Stevie has just spent the school year in Tulsa with her aunt and uncle, and she's now headed home to Antler for what she's sure will be the best summer of her life. She's made plans to compete in every barrel race she can manage, and she's eager to see her older brother and her horses again. She's ready to put a recent tragedy behind her and focus on the fun and adventure that will comprise her summer. Unfortunately, things don't always work out as we plann. From arriving home a few days late (because her dad can't be bothered to come and get her), to a surprising new friendship and an unexpected injury, Stevie is quickly finding out that this summer isn't all that she expected. Maybe, just maybe, it's more. Along the way, she finds out some surprising things about her family, her horses and, most importantly, about herself.

In my review of another of author David Michael's books, "The Summoning Fire," (read that review here) I commented that I was sure I'd enjoy his work in other genres as well. Luckily, I was right. I delighted in this journey of a girl coming to terms with uncertainty and loss by ignoring all that makes her uncomfortable, and focusing on her dreams for the future. Along the way, she discovers that she must face her past before she can look forward to her future. She can't fully be herself without acknowledging that she is who she is because of where she's been. With her horses to help her cope in unexpected ways, Stevie matures into a young woman who is more whole, and no longer just a sum of her parts.
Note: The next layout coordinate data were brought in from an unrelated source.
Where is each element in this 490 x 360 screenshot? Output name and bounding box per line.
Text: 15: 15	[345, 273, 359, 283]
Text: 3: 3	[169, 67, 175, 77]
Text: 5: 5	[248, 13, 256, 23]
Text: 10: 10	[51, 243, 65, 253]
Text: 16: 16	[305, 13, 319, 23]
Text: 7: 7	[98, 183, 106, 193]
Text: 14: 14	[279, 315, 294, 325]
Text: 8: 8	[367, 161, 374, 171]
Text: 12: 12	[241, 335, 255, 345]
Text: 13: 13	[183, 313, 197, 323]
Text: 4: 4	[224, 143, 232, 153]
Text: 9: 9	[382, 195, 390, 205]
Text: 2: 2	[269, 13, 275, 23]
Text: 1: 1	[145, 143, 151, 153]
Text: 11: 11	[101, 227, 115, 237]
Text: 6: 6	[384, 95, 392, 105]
The writing is engaging, as is the storyline. The prose is very readable and perfectly combines maturity and young adult appeal to make it a good read for all ages. I must admit that I've never been the type of girl who dreamed of a horse of her own. In fact, I am not really a horse fan in general. I've ridden a horse exactly twice, and I distinctly remember a few tears (or maybe more than a few) of fear each time. Even with my clear lack of interest in anything equine, something in this story still reached out to me. I think we can all relate to the difficulties involved in change, loss, and in just plain growing up. I was thoroughly engaged in the story- enough that I even cried a few tears of my own along the way. Life doesn't always work out the way we plan, and this story included just the right amount of emotional conflict and growth to keep me entertained and engaged the whole way through.

The characters rang true and were well-defined, for the most part. Stevie's character is quite complex and the author does a nice job mimicking teenage angst. However, some of Stevie's actions and words seemed to repeat in ways that smacked of redundancy. For example, there was a scene with Travis that I read and immediately thought "didn't I just read this scene?" because of a very similar scene happening shortly before. Mechanically, there are a handful of errors in the book, including a few places where an entire word appears to be missing. Not a big detraction, but noticeable, nonetheless.

Altogether, a great example of a touching and entertaining young adult novel that brings the reader through a gamut of emotions to an ending the satisfies.